Dans un rapport publié ce mardi 20 mars 2012, l’ONU y détaille des violations graves des droits de l’homme, y compris des meurtres, des disparitions et des détentions arbitraires, commises à Kinshasa. Des membres des forces de défense et de sécurité sont directement mis en cause dans ces violences perpétrées pendant la période électorale, entre le 26 novembre et le 25 décembre 2011.
Le rapport s’appuie sur des enquêtes menées par le Bureau conjoint des Nations unies aux droits de l’homme. Au moins 33 personnes ont été tuées dont 22 par balles par les forces de sécurité à Kinshasa. Selon les enquêteurs qui ont concentré les investigations dans la capitale congolaise, au moins 16 autres personnes sont toujours portées disparues et près de 83 personnes ont été blessées, la plupart par balles.

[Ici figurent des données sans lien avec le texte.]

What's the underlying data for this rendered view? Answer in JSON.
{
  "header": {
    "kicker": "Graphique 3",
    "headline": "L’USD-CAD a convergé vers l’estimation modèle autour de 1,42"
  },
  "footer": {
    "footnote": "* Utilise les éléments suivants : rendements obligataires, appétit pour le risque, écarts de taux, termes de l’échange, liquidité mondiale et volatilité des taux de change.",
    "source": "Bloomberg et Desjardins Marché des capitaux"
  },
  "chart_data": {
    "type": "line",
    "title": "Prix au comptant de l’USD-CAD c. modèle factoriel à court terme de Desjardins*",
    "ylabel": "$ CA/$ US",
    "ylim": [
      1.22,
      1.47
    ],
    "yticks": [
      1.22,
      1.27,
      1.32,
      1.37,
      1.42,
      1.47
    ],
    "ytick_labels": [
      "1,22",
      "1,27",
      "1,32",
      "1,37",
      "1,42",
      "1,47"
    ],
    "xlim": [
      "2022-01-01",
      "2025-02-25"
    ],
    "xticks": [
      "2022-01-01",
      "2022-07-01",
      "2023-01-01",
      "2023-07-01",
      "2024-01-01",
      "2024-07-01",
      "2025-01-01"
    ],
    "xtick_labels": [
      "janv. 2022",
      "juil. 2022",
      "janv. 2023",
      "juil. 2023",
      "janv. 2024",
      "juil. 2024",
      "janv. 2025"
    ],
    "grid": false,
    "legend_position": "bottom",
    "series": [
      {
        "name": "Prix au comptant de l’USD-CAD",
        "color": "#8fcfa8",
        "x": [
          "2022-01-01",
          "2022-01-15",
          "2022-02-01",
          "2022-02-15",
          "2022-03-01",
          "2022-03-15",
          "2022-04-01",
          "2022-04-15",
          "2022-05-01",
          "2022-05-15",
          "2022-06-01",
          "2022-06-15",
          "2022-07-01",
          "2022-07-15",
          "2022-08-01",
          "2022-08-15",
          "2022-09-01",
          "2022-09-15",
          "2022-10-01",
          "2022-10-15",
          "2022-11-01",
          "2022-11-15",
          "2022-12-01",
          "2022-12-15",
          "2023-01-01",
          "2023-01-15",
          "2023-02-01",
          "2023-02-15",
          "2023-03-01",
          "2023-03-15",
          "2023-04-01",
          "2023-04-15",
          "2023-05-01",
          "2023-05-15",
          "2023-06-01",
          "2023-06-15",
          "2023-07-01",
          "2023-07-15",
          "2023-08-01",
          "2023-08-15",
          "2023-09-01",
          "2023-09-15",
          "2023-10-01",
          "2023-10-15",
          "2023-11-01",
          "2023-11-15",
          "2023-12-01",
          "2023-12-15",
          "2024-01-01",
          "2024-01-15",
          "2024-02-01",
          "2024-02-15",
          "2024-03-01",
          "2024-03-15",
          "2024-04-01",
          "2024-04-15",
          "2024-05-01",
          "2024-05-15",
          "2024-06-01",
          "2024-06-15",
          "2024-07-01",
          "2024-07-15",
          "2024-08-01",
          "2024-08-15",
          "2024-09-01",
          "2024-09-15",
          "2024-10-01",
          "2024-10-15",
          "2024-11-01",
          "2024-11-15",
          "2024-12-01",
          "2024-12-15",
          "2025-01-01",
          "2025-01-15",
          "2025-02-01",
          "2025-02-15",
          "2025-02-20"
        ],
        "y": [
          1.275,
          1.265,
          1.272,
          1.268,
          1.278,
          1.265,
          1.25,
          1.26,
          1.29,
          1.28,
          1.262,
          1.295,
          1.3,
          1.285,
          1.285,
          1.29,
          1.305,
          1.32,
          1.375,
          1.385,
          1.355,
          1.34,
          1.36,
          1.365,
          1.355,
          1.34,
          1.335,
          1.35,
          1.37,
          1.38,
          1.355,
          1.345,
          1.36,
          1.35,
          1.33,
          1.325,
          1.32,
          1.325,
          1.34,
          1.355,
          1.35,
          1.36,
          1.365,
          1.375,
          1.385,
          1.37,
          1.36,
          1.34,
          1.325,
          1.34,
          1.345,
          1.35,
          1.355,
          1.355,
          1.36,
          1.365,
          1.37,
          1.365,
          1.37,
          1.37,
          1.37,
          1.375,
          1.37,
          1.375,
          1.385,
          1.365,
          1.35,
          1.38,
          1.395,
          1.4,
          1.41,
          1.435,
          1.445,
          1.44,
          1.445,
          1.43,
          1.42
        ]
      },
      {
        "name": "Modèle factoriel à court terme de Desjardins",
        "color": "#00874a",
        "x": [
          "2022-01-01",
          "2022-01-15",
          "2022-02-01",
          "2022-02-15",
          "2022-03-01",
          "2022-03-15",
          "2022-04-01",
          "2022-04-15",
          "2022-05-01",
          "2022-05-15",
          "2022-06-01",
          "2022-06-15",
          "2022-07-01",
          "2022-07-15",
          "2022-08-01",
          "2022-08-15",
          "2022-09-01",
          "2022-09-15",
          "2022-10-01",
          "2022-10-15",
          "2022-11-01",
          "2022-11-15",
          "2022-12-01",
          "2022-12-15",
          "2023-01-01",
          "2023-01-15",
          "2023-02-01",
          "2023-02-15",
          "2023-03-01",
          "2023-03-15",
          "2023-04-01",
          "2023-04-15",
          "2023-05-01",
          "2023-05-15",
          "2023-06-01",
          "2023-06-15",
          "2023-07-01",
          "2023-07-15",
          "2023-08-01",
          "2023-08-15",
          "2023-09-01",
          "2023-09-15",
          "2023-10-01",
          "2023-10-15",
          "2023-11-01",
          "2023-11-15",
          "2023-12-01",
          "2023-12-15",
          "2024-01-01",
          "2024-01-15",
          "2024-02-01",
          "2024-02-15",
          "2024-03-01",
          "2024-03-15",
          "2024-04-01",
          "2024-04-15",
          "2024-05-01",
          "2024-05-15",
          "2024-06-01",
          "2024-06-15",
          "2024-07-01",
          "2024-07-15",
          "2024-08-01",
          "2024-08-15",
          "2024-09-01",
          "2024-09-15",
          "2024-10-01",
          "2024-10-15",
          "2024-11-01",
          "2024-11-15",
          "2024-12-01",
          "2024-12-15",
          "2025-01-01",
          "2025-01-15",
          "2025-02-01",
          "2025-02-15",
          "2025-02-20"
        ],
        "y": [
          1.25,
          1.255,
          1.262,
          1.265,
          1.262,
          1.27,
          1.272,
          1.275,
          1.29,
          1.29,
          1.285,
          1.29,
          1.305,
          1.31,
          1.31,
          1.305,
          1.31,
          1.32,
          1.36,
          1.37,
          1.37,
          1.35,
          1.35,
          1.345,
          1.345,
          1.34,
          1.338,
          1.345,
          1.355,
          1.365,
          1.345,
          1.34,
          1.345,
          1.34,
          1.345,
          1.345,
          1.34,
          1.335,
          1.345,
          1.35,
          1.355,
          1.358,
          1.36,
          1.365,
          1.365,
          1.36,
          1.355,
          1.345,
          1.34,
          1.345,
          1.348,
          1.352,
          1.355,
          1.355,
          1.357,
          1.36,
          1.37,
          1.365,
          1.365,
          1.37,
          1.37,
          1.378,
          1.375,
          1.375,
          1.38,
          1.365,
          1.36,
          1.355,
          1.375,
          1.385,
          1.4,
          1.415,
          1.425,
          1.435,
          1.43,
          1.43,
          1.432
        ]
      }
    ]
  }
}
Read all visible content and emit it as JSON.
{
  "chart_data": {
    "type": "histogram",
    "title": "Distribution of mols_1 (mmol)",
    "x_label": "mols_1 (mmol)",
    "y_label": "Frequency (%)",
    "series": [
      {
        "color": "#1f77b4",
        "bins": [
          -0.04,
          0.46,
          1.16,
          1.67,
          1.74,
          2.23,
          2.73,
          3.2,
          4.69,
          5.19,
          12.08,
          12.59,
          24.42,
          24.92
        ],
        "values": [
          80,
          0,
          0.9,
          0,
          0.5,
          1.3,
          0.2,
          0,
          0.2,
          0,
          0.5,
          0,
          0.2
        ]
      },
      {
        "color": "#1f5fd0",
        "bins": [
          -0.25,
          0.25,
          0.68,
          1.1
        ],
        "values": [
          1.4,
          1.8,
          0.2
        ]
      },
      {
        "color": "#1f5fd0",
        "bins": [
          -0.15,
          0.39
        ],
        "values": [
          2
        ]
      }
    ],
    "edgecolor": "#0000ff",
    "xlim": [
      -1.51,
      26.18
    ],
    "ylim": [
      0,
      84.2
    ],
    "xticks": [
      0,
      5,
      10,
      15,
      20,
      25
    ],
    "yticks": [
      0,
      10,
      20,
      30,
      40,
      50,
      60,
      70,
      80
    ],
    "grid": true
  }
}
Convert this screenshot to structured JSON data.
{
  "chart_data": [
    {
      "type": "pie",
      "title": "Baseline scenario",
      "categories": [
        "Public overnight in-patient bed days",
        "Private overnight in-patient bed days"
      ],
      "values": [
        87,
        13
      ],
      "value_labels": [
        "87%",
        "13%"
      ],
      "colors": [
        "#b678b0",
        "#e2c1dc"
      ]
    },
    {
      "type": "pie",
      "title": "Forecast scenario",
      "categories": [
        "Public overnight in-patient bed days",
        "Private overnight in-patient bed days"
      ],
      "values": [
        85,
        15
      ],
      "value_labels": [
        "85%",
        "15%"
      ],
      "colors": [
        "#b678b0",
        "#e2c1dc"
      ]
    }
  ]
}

Les enquêteurs de l’ONU ont par ailleurs fait état de l’arrestation illégale d’au moins 265 civils. La plupart de ces personnes ont été maintenues en détention arbitraire et, selon des témoignages, elles ont été victimes de tortures.

Toujours selon le rapport, la répression s’est abattue sur des personnes qui appartenaient ou étaient censées appartenir au parti d’opposition, l'UDPS (Union pour la démocratie et le progrès social) d’Etienne Tshisekedi, principal adversaire à l’élection présidentielle du président Joseph Kabila, candidat à sa réélection.
Les forces de défense et de sécurité mises en cause

Les principaux responsables de ces crimes et de ces exactions appartiennent tous à des corps qui font partie des forces de sécurité rattachées au gouvernement et à la présidence. Le rapport indique que la plupart des violences commises impliquent la garde républicaine et la police nationale congolaise, en particulier des agents du Groupe mobile d’intervention et de l’Agence nationale de renseignements.